# First prototype, need help with ideas



## Ratatoskr (Jan 20, 2012)

Here is my first design.


----------



## Jesus Freak (Dec 31, 2011)

I would make the slingshot the way it is!


----------



## newconvert (Dec 12, 2011)

looks weak, the entire body just reeks of snap! the design is ok except dont make the ss so anorexic.


----------



## smitty (Dec 17, 2009)

Don't you want at least a little bit of a handle? They can still be made small enough to fit into a pocket. I think it will be too hard to use with heavy bands, but if light bands are used it will work.


----------



## Pro-Shot (UK) Catapults (Apr 21, 2010)

Hi you could increase the internal rads for fork strength and take out some of the stright bottom with a big rad so it dont look so square?
still not bad for your first attempt at a slingshot design







dont give up on this just keep developing it with small tweaks and you will get there


----------



## whipcrackdeadbunny (May 22, 2010)

Hello; I know you're new here, but that is a very similar design to Gopher's and mine ...






Make it and use it as much as you want, but I'm afraid it's very similar.

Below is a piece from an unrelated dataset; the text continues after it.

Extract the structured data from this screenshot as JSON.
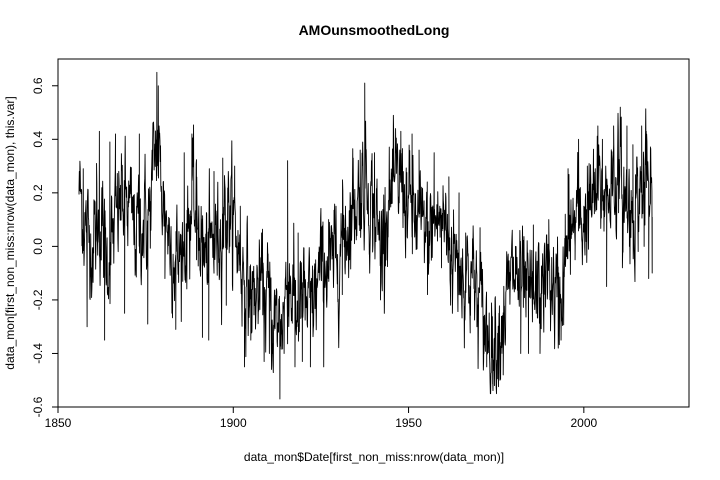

I have no link for Gopher's, but yours is like a cross between ours.


----------



## Ratatoskr (Jan 20, 2012)

I haven't seen yours, but i took gophers for inperation.


----------



## whipcrackdeadbunny (May 22, 2010)

hamman7 said:


> I haven't seen yours, but i took gophers for inperation.


Thought you might've.


----------



## newconvert (Dec 12, 2011)

whipcrackdeadbunny said:


> I haven't seen yours, but i took gophers for inperation.


Thought you might've.
[/quote]ditto............. both Gophers and WCDB's are solid design's,the moment i saw your's i knew where it came from, just beef it up just like theirs and it will be both safe and fun.


----------



## PrideProducts (Jan 4, 2012)

maybe a handle would help


----------